N-Glycosylation of glucose transporter-1 (Glut-1) is associated with increased transporter affinity for glucose in human leukemic cells

Abstract

To elucidate the role of N-glycosylation in the functional activity of the universal glucose transporter, Glut-1, we investigated effects of the N-glycosylation inhibitor, tunicamycin, on glucose transport by human leukemic cell lines K562, U937 and HL60. Treatment with tunicamycin produced a 40–50% inhibition of 2-deoxyglucose uptake and this was associated with a 2–2.5-fold decrease in transporter affinity for glucose ( K m) without a change in V max. Leukemic K562, U937 and HL60 cells expressed Glut-1 transporter protein. With K562 cells Glut-1 appeared as a broad band of 50–60 kDa, whereas with U937 and HL60 cells a diffuse band was observed at approximately 55 kDa. Treatment of K562 cells with tunicamycin for 18 h, resulted in extensive loss of the 50–60 kDa glycoprotein, appearance of a 30–40 kDa band and increased staining of a 45 kDa band. With U937 cells, tunicamycin treatment resulted in the appearance of a 30–40 kDa band and increased staining of a 45 kDa band. With HL60 cells loss of the 55 kDa Glut-1 band was observed and a band of 45 kDa appeared.
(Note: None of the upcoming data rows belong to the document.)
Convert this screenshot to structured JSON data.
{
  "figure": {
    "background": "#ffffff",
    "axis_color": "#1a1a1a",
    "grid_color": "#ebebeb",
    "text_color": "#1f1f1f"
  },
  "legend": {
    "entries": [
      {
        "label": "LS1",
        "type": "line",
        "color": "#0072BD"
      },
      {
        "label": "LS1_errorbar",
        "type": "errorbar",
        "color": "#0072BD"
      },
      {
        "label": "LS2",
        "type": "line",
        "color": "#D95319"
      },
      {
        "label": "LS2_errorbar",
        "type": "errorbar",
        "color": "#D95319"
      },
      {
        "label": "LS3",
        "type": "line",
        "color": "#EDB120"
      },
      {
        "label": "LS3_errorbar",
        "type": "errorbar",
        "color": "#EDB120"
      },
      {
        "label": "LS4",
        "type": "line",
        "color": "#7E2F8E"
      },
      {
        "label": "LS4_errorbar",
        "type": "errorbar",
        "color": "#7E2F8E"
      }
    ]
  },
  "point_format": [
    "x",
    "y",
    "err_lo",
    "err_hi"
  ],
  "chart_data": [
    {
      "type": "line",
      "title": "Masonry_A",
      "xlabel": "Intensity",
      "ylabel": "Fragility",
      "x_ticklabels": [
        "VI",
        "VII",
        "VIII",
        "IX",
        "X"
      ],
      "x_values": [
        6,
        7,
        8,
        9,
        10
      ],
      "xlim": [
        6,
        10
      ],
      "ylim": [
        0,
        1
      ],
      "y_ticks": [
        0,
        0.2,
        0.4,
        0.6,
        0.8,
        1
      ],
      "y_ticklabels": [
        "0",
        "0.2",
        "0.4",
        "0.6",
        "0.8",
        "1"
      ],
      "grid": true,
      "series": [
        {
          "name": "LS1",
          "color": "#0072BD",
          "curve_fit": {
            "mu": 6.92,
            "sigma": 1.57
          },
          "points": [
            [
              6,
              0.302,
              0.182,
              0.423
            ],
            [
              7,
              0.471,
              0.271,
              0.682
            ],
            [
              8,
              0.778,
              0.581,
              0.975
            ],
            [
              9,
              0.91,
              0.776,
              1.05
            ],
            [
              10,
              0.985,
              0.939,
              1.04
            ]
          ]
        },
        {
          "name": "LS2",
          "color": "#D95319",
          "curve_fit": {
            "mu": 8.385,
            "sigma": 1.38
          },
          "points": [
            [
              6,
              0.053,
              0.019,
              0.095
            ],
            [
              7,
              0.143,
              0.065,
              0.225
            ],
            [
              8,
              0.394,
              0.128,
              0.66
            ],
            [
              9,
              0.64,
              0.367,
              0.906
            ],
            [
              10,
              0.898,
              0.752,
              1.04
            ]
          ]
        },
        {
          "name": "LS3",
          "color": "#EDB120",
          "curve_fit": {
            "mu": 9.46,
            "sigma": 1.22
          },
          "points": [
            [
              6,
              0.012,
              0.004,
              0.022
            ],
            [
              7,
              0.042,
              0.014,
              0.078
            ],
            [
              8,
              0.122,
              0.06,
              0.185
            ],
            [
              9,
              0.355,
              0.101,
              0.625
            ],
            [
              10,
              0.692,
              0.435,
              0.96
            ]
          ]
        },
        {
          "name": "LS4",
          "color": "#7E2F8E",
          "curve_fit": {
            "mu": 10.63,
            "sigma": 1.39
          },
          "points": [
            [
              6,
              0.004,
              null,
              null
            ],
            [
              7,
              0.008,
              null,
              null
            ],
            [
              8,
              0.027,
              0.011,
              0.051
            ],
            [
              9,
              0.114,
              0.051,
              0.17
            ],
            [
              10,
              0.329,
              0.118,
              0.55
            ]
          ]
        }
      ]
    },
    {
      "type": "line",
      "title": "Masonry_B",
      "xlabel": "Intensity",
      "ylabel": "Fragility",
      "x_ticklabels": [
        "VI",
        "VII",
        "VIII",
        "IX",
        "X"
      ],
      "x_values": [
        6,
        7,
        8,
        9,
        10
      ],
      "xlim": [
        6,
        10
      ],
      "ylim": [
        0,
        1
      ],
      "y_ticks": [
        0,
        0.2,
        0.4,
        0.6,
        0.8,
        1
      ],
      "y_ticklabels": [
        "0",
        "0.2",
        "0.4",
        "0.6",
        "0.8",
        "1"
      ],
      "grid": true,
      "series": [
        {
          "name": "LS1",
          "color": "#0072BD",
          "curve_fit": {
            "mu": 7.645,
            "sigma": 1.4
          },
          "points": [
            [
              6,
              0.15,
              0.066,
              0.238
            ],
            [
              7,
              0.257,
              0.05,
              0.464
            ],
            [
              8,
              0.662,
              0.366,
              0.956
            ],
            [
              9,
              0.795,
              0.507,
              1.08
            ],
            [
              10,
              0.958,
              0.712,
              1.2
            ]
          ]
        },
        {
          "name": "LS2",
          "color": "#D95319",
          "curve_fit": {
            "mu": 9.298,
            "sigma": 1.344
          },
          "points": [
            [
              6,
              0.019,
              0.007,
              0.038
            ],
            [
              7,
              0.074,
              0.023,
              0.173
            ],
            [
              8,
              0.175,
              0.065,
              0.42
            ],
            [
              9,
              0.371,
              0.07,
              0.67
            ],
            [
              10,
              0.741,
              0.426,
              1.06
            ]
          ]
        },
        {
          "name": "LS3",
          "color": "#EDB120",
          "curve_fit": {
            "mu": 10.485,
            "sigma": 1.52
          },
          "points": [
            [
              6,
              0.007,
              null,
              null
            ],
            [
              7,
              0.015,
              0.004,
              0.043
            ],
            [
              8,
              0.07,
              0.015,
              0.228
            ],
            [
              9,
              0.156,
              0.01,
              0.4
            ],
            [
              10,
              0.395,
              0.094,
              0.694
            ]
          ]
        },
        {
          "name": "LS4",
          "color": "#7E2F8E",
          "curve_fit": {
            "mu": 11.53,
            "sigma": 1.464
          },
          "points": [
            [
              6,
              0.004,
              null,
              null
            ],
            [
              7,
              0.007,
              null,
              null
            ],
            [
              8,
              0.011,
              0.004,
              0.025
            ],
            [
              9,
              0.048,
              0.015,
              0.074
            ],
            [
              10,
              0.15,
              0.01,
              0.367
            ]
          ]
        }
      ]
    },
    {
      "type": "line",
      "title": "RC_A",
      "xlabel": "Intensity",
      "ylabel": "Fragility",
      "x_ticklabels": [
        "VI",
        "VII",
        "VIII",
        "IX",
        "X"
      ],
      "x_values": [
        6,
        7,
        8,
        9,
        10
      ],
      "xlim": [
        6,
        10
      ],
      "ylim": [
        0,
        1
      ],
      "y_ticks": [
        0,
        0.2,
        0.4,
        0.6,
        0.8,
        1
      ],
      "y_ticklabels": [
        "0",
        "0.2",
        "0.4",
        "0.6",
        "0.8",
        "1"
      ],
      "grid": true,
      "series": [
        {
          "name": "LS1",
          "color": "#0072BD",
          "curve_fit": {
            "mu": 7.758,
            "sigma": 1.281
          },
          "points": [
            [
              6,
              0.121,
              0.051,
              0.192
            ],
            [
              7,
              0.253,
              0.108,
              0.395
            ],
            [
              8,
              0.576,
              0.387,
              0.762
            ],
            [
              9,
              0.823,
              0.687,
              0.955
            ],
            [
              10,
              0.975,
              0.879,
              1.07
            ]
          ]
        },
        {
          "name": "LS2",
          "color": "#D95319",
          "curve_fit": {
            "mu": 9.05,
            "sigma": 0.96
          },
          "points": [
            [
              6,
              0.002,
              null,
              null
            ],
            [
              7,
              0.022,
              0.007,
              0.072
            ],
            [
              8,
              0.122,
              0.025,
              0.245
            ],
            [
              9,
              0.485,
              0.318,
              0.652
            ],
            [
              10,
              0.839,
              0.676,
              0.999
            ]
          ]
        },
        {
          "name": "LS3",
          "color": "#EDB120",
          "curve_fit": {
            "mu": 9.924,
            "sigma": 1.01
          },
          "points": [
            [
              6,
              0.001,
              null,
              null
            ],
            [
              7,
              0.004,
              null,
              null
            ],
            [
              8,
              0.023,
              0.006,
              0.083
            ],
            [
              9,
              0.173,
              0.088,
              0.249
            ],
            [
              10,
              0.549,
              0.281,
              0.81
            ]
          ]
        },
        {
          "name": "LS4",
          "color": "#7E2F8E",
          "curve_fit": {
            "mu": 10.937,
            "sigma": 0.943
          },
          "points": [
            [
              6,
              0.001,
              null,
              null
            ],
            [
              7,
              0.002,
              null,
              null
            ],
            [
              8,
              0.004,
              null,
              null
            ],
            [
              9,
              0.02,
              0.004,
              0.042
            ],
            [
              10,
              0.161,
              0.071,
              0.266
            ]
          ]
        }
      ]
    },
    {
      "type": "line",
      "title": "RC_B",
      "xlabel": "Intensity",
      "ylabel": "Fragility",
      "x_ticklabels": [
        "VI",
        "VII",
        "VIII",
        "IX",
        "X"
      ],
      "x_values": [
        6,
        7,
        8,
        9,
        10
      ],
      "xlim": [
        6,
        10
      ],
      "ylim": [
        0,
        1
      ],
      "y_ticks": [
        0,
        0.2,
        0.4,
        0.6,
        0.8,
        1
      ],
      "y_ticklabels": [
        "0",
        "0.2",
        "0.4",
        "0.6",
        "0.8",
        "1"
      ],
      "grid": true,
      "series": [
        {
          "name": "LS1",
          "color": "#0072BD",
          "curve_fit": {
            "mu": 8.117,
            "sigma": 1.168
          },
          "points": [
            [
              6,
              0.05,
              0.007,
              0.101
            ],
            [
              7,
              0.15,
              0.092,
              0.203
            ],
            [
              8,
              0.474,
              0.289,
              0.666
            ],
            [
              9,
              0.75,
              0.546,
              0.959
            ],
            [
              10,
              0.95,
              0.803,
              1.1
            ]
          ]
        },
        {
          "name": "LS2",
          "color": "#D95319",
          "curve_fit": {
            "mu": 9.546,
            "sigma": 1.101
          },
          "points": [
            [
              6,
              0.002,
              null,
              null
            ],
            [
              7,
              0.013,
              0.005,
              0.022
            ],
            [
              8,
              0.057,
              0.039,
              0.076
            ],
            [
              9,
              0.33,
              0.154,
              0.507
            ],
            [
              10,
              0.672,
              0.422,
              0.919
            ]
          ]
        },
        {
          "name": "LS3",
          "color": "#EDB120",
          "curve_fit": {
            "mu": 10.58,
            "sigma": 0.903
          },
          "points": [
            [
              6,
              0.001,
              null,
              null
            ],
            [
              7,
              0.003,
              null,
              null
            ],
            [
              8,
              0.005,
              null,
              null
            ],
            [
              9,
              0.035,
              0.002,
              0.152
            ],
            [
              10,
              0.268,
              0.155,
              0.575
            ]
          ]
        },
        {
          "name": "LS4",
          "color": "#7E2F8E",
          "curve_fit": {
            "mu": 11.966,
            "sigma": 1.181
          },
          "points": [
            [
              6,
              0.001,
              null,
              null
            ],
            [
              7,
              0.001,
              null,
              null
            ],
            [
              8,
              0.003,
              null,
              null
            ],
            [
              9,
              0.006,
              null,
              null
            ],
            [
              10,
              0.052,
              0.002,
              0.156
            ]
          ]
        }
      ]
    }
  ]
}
Tunicamycin-treatment resulted in 75–90% inhibition in [ 3H]mannose incorporation but only 20–25% inhibition in [ 3H]thymidine and [ 3H]leucine incorporation. In contrast, tunicamycin had little effect on the viability and MTT responses of the cells used. These results suggest that in leukemic cells N-glycosylation of Glut-1 plays an important role in maintaining its structure and functional integration.